By Robin Story
Woody pulled into the parking lot of the Sloop Harbor Police Station just as the sky blackened with storm clouds.
“Well, no ‘sunset cruise’ for you, kid. “ she thought. She was having second thoughts about the whole thing, anyway – “What, are you crazy? Going out on a boat with a perfect stranger, and right after two unexplained deaths in that spot…Jeez, Woody, you are not THAT desperate!” She would run down to the marina and let who?
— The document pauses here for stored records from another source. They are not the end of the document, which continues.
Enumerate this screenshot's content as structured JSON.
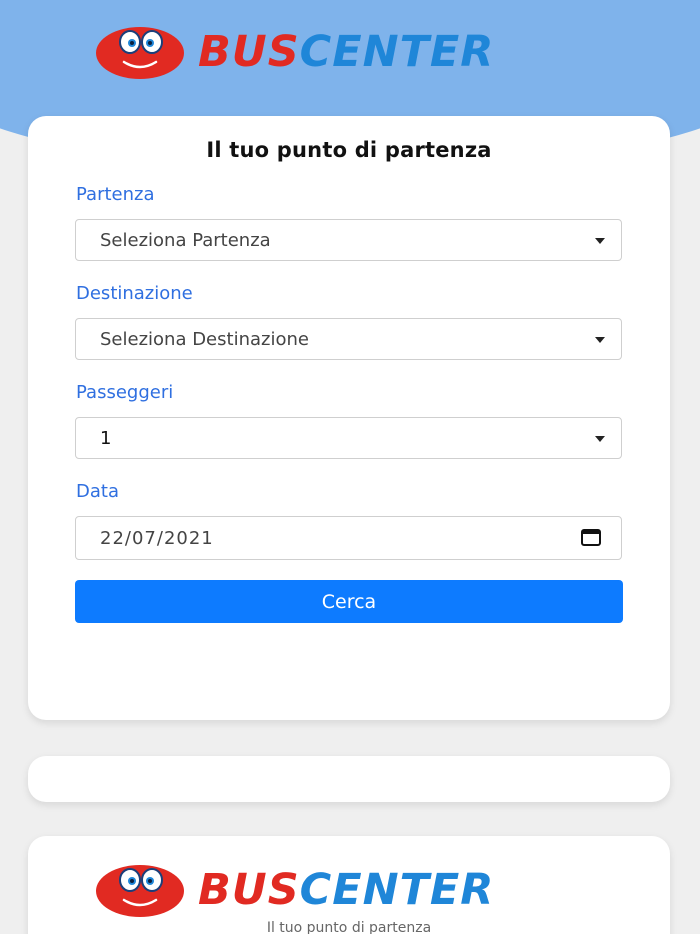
{
  "brand": {
    "name_part1": "BUS",
    "name_part2": "CENTER",
    "tagline": "Il tuo punto di partenza"
  },
  "search_form": {
    "title": "Il tuo punto di partenza",
    "departure": {
      "label": "Partenza",
      "value": "Seleziona Partenza"
    },
    "destination": {
      "label": "Destinazione",
      "value": "Seleziona Destinazione"
    },
    "passengers": {
      "label": "Passeggeri",
      "value": "1"
    },
    "date": {
      "label": "Data",
      "value": "22/07/2021"
    },
    "submit_label": "Cerca"
  },
  "colors": {
    "header_bg": "#7fb3eb",
    "brand_red": "#e12a22",
    "brand_blue": "#1f86d8",
    "label_blue": "#2f6fe0",
    "button_blue": "#0d7bff",
    "page_bg": "#efefef"
  },
  "icons": {
    "logo_mascot": "smiley-bus-icon",
    "select_caret": "chevron-down-icon",
    "date_picker": "calendar-icon"
  }
}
Oh yeah…Booth…know that she wouldn’t be cruising or anything else that night…but she thought she’d still keep the door open…maybe she was a little desperate and he was kind of cute.
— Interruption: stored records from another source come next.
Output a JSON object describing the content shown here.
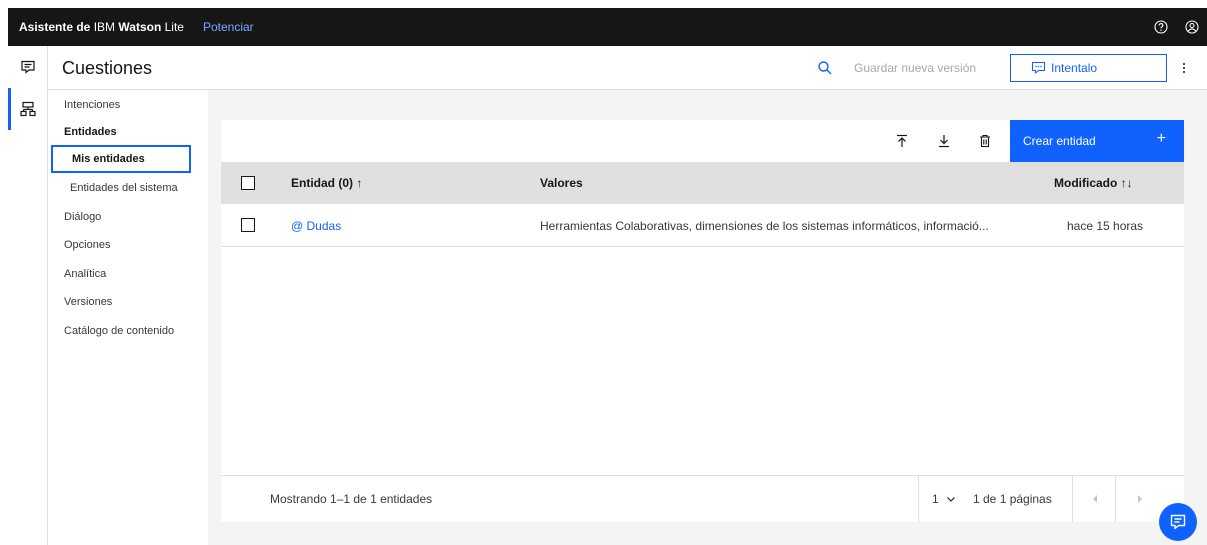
{
  "topbar": {
    "brand_prefix": "Asistente de",
    "brand_ibm": "IBM",
    "brand_watson": "Watson",
    "brand_plan": "Lite",
    "upgrade_link": "Potenciar",
    "icons": [
      "help-icon",
      "user-avatar-icon"
    ]
  },
  "rail": {
    "items": [
      {
        "name": "assistant-chat-icon",
        "active": false
      },
      {
        "name": "skills-tree-icon",
        "active": true
      }
    ]
  },
  "header": {
    "title": "Cuestiones",
    "save_version": "Guardar nueva versión",
    "try_button": "Intentalo"
  },
  "sidenav": {
    "intents": "Intenciones",
    "entities": "Entidades",
    "my_entities": "Mis entidades",
    "system_entities": "Entidades del sistema",
    "dialog": "Diálogo",
    "options": "Opciones",
    "analytics": "Analítica",
    "versions": "Versiones",
    "content_catalog": "Catálogo de contenido"
  },
  "toolbar": {
    "icons": [
      "upload-icon",
      "download-icon",
      "delete-icon"
    ],
    "create_button": "Crear entidad",
    "create_plus": "+"
  },
  "table": {
    "columns": [
      "Entidad (0) ↑",
      "Valores",
      "Modificado ⇅"
    ],
    "col_entity": "Entidad (0) ↑",
    "col_values": "Valores",
    "col_modified": "Modificado ↑↓",
    "rows": [
      {
        "entity": "@ Dudas",
        "values": "Herramientas Colaborativas, dimensiones de los sistemas informáticos, informació...",
        "modified": "hace 15 horas"
      }
    ]
  },
  "pagination": {
    "showing": "Mostrando 1–1 de 1 entidades",
    "page": "1",
    "page_of": "1 de 1 páginas"
  },
  "colors": {
    "accent": "#0f62fe",
    "topbar_bg": "#161616",
    "upgrade_link": "#78a9ff",
    "content_bg": "#f4f4f4",
    "header_row_bg": "#e0e0e0"
  }
}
The police department was located in a building that had been a bank when Sloop Harbor had its first big boom. Now the modern, cookie cutter banks were moved out to the busy thoroughfares away from the quaint old downtown. Probably the police department got the crumbling brick building for little or nothing and they had to “make do.”
This was Woody’s second visit to the police department – the first involving an unfortunate incident of being in a hurry and not looking carefully before backing up…well, water over the bridge now…
“I’m here to see Mr. Starboard,” she said – rather more loudly than normal since the female officer sat behind a (bulletproof?) window.
“Do you mean LIEUTENANT Starboard?” the officer answered, giving Woody that look normally reserved for dirtbags.
“Oh, sorry… yes, sir…I mean ma’am – right, LIEUTENANT Starboard. Is he in?”
As if by magic – had he been peeking? – Lt. Johnny Starboard burst out through a very secure looking door on one side of the lobby.
“Ms. Kapok!” he boomed. “Right this way…thanks for stopping in.” He held the door open and then opened the door of a small room and motioned for her to sit in a spartan chair at a spartan table. The small room was bare, smelled of coffee, and had a vague aroma of body odor. One wall had a large mirror, and as she checked her hair, she reminded herself to get a haircut SOON.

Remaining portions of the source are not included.